LOS ANGELES, April 1 (Xinhua) -- A NASA Gulfstream-III aircraft equipped with a synthetic aperture radar is scheduled to depart Sunday, April 3 on a nine-day mission to image Hawaii volcanoes, the Jet Propulsion Laboratory (JPL) announced on Friday.The aircraft will fly from the Dryden Aircraft Operations Facility in Palmdale, California to the Big Island of Hawaii to study the Kilauea volcano that recently erupted, said JPL in Pasadena, Los Angeles.The mission will help scientists better understand processes occurring under Earth's surface, JPL said.Developed by JPL, the Uninhabited Aerial Vehicle Synthetic Aperture Radar, or UAVSAR, uses a technique called interferometric synthetic aperture radar that sends pulses of microwave energy from the aircraft to the ground to detect and measure very subtle deformations in Earth's surface, such as those caused by earthquakes, volcanoes, landslides and glacier movements.As the Gulfstream-III flies at an altitude of about 12,500 meters, the radar, located in a pod under the aircraft's belly, will collect data over Kilauea, according to JPL.The UAVSAR's first data acquisitions over this volcanic region took place in January 2010, when the radar flew over the volcano daily for a week.

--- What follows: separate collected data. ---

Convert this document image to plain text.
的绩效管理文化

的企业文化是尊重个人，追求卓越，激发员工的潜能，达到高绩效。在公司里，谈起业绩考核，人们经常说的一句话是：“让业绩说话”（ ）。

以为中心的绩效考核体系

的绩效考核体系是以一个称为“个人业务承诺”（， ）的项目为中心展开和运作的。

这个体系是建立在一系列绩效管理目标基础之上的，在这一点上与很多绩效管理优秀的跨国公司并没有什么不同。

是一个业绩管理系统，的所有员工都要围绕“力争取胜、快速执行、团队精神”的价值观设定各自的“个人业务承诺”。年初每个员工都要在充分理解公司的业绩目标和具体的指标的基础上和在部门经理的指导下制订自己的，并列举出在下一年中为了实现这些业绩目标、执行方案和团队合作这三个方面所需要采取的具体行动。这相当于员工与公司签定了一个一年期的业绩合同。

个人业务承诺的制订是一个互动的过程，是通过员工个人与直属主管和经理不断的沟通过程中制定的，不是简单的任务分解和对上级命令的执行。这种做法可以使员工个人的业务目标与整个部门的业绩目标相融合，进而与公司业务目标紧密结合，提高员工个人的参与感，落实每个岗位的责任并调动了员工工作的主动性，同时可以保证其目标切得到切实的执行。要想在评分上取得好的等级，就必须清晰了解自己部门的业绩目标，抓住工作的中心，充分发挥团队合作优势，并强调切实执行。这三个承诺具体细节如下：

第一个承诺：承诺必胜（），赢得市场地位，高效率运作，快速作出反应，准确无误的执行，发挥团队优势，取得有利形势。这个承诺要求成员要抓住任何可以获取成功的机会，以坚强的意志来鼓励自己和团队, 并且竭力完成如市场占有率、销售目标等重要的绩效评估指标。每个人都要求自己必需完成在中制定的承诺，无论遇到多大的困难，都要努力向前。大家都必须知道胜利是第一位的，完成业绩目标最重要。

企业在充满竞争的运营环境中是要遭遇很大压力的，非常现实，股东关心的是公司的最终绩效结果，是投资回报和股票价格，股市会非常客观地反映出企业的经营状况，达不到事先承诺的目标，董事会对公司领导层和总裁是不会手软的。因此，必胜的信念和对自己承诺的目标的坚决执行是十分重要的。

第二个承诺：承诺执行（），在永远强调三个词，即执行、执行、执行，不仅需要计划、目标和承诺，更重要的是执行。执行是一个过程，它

The UAVSAR detected deflation of Kilauea's caldera over one day, part of a series of deflation-inflation events observed at Kilauea as magma is pumped into the volcano's east rift zone.This month's flights will repeat the 2010 flight paths to an accuracy of within 5 meters, or about 16.5 feet, assisted by a Platform Precision Autopilot designed by engineers at NASA's Dryden Flight Research Center on Edwards Air Force Base, California, JPL said.By comparing these camera-like images, interferograms are formed that reveal changes in Earth's surface, said JPL.Between March 5 and 11, 2011, a spectacular fissure eruption occurred along the east rift zone. Satellite radar imagery captured the progression of this volcanic event."The April 2011 UAVSAR flights will capture the March 2011 fissure eruption surface displacements at high resolution and from multiple viewing directions, giving us an improved resolution of the magma injected into the east rift zone that caused the eruption," said JPL research scientist Paul Lundgren."Our goal is to be able to deploy the UAVSAR on short notice to better understand and aid in responding to hazards from Kilauea and other volcanoes in the Pacific region covered by this study," Lundgren added.